Wolff-Bekker - (Elisabeth), Nederl. schrijfster, geb. 1738 te Vlissingen, huwde met den veel ouderen predikant van de Beemster Adriaan Wolff (1759). Alleen schreef zij eerst tal van spectatoriale vertoogen (uit ’t Fransch en Engelsch) en gedichten Walcheren in vier zangen (1769); Lier-, Veld- en Mengelzangen (1772); De onveranderlijke Santhortsche Geloofsbelijdenis en De Meykat en de Dominees-pruik (1772), waarvan de laatste aan minder vrijzinnigen veel aanstoot gaven, daar zij in den geest der „Verlichting” geschreven waren. Van 1776 dateert haar samenwerking met Agatha Deken. Samen schreven zij een serie zedenromans in brieven onder Engelschen invloed (Richardson), waarin zij zeer getrouw het burgerlijke leven van haar tijd weergaven.

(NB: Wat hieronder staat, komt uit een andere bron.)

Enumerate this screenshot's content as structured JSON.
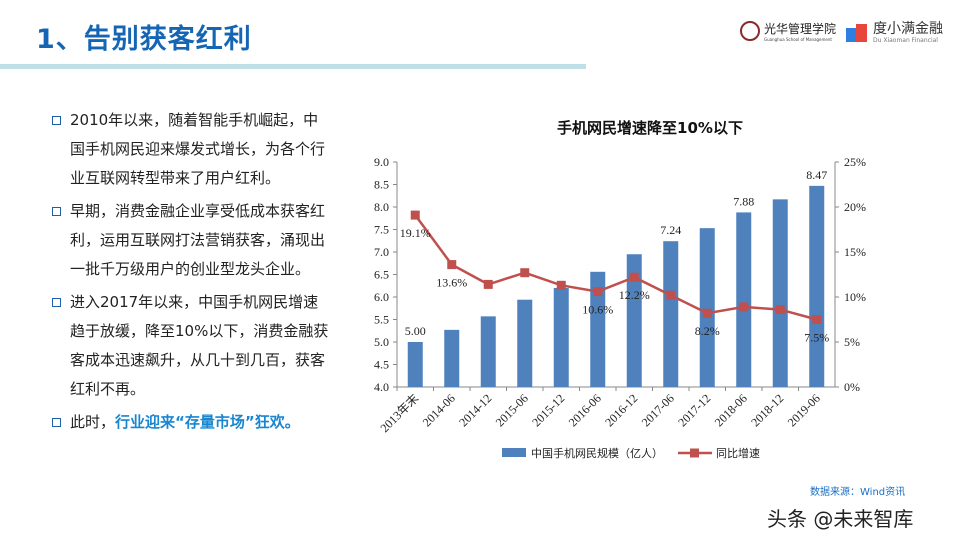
{
  "header": {
    "title": "1、告别获客红利",
    "logo_left": "光华管理学院",
    "logo_left_en": "Guanghua School of Management",
    "logo_right": "度小满金融",
    "logo_right_en": "Du Xiaoman Financial"
  },
  "bullets": [
    {
      "text": "2010年以来，随着智能手机崛起，中国手机网民迎来爆发式增长，为各个行业互联网转型带来了用户红利。"
    },
    {
      "text": "早期，消费金融企业享受低成本获客红利，运用互联网打法营销获客，涌现出一批千万级用户的创业型龙头企业。"
    },
    {
      "text": "进入2017年以来，中国手机网民增速趋于放缓，降至10%以下，消费金融获客成本迅速飙升，从几十到几百，获客红利不再。"
    },
    {
      "prefix": "此时，",
      "highlight": "行业迎来“存量市场”狂欢。"
    }
  ],
  "chart_data": {
    "type": "bar+line",
    "title": "手机网民增速降至10%以下",
    "categories": [
      "2013年末",
      "2014-06",
      "2014-12",
      "2015-06",
      "2015-12",
      "2016-06",
      "2016-12",
      "2017-06",
      "2017-12",
      "2018-06",
      "2018-12",
      "2019-06"
    ],
    "series": [
      {
        "name": "中国手机网民规模（亿人）",
        "type": "bar",
        "axis": "left",
        "color": "#4f81bd",
        "values": [
          5.0,
          5.27,
          5.57,
          5.94,
          6.2,
          6.56,
          6.95,
          7.24,
          7.53,
          7.88,
          8.17,
          8.47
        ],
        "labels": {
          "0": "5.00",
          "7": "7.24",
          "9": "7.88",
          "11": "8.47"
        }
      },
      {
        "name": "同比增速",
        "type": "line",
        "axis": "right",
        "color": "#c0504d",
        "values": [
          19.1,
          13.6,
          11.4,
          12.7,
          11.3,
          10.6,
          12.2,
          10.2,
          8.2,
          8.9,
          8.6,
          7.5
        ],
        "labels": {
          "0": "19.1%",
          "1": "13.6%",
          "5": "10.6%",
          "6": "12.2%",
          "8": "8.2%",
          "11": "7.5%"
        }
      }
    ],
    "ylim": [
      4.0,
      9.0
    ],
    "yticks": [
      "4.0",
      "4.5",
      "5.0",
      "5.5",
      "6.0",
      "6.5",
      "7.0",
      "7.5",
      "8.0",
      "8.5",
      "9.0"
    ],
    "y2lim": [
      0,
      25
    ],
    "y2ticks": [
      "0%",
      "5%",
      "10%",
      "15%",
      "20%",
      "25%"
    ],
    "legend": "bottom",
    "grid": false
  },
  "footer": {
    "source": "数据来源：Wind资讯",
    "watermark": "头条 @未来智库"
  }
}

Achtereenvolgens verschenen Historie van Mejuffrouw Sara Burgerhart (2 dln., 1782); Brieven van Abraham Blankaart (3 dln., 1787—89); Historie van Willem Leevend (1784—85); Historie van Cornelia Wildschut of de gevolgen der opvoeding (1793—96), waarvan de eerste den meesten opgang maakte en nog met groote belangstelling gelezen wordt. (Eerste nummer van de Wereldbibliotheek met inleiding van prof. Knappert, 1906). Ook dichtwerken schreven zij samen, o. a.: Economische Liedjes (3 dln., 1780—81). Na den dood van Ds. Wolff waren de beide vrouwen gaan samenwonen, eerst in de Rijp, later (1782) te Beverwijk. Tengevolge van de politieke woelingen trokken zij in 1788 naar Frankrijk (Trevoux in Bourgogne), waar zij een dichtwerk schreven:. Wandelingen door Bourgogne (in 4 zangen, 1789). In 1798 keerden zij terug; wegens het verlies van haar vermogen, in vrij bescheiden omstandigheden levende, woonden zij in Den Haag, waar zij door vertaalwerk in haar onderhoud voorzagen.

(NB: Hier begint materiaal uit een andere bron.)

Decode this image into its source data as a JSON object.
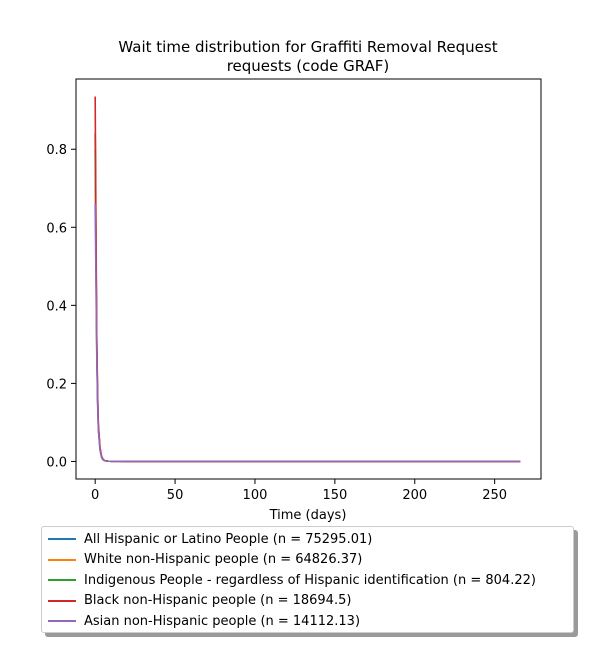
{
  "chart_data": {
    "type": "line",
    "title_line1": "Wait time distribution  for Graffiti Removal Request",
    "title_line2": "requests (code GRAF)",
    "xlabel": "Time (days)",
    "ylabel": "",
    "xlim": [
      -12,
      279
    ],
    "ylim": [
      -0.045,
      0.98
    ],
    "xticks": [
      0,
      50,
      100,
      150,
      200,
      250
    ],
    "yticks": [
      0.0,
      0.2,
      0.4,
      0.6,
      0.8
    ],
    "grid": false,
    "legend_position": "below",
    "x": [
      0,
      0.5,
      1,
      1.5,
      2,
      3,
      4,
      5,
      6,
      8,
      10,
      15,
      20,
      30,
      50,
      100,
      150,
      200,
      250,
      266
    ],
    "series": [
      {
        "name": "All Hispanic or Latino People (n = 75295.01)",
        "color": "#1f77b4",
        "values": [
          0.84,
          0.55,
          0.3,
          0.17,
          0.09,
          0.035,
          0.012,
          0.005,
          0.002,
          0.0008,
          0.0004,
          0.0002,
          0.0001,
          5e-05,
          2e-05,
          1e-05,
          0,
          0,
          0,
          0
        ]
      },
      {
        "name": "White non-Hispanic people (n = 64826.37)",
        "color": "#ff7f0e",
        "values": [
          0.83,
          0.54,
          0.3,
          0.17,
          0.09,
          0.035,
          0.012,
          0.005,
          0.002,
          0.0008,
          0.0004,
          0.0002,
          0.0001,
          5e-05,
          2e-05,
          1e-05,
          0,
          0,
          0,
          0
        ]
      },
      {
        "name": "Indigenous People - regardless of Hispanic identification (n = 804.22)",
        "color": "#2ca02c",
        "values": [
          0.8,
          0.52,
          0.29,
          0.16,
          0.085,
          0.032,
          0.011,
          0.004,
          0.002,
          0.0008,
          0.0004,
          0.0002,
          0.0001,
          5e-05,
          2e-05,
          1e-05,
          0,
          0,
          0,
          0
        ]
      },
      {
        "name": "Black non-Hispanic people (n = 18694.5)",
        "color": "#d62728",
        "values": [
          0.935,
          0.6,
          0.32,
          0.18,
          0.095,
          0.037,
          0.013,
          0.005,
          0.002,
          0.0008,
          0.0004,
          0.0002,
          0.0001,
          5e-05,
          2e-05,
          1e-05,
          0,
          0,
          0,
          0
        ]
      },
      {
        "name": "Asian non-Hispanic people (n = 14112.13)",
        "color": "#9467bd",
        "values": [
          0.66,
          0.46,
          0.27,
          0.15,
          0.08,
          0.03,
          0.01,
          0.004,
          0.002,
          0.0008,
          0.0004,
          0.0002,
          0.0001,
          5e-05,
          2e-05,
          1e-05,
          0,
          0,
          0,
          0
        ]
      }
    ]
  }
}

Betje overleed 5 November 1804, Aagje 8 dagen later. Uit de vele litteratuur, waarbij ook vaak ter sprake komt de vraag naar het aandeel, dat ieder in de samenwerking heeft gehad, noemen wij: Johanna W. A. Naber, Elisabeth Wolff-Bekker en Agatha Deken (1913); Dr. A. de Vletter, De opvoedkundige denkbeelden van Betje Wolff en Aagje Deken (1915). Sara Burgerhart is in liet Fransch vertaald (1787) en evenals de andere romans, ook in het Duitsch (door J. G. Muller). In 1920 bewerkte Mej. J. Papst „Sara Burgerhart” voor het tooneel.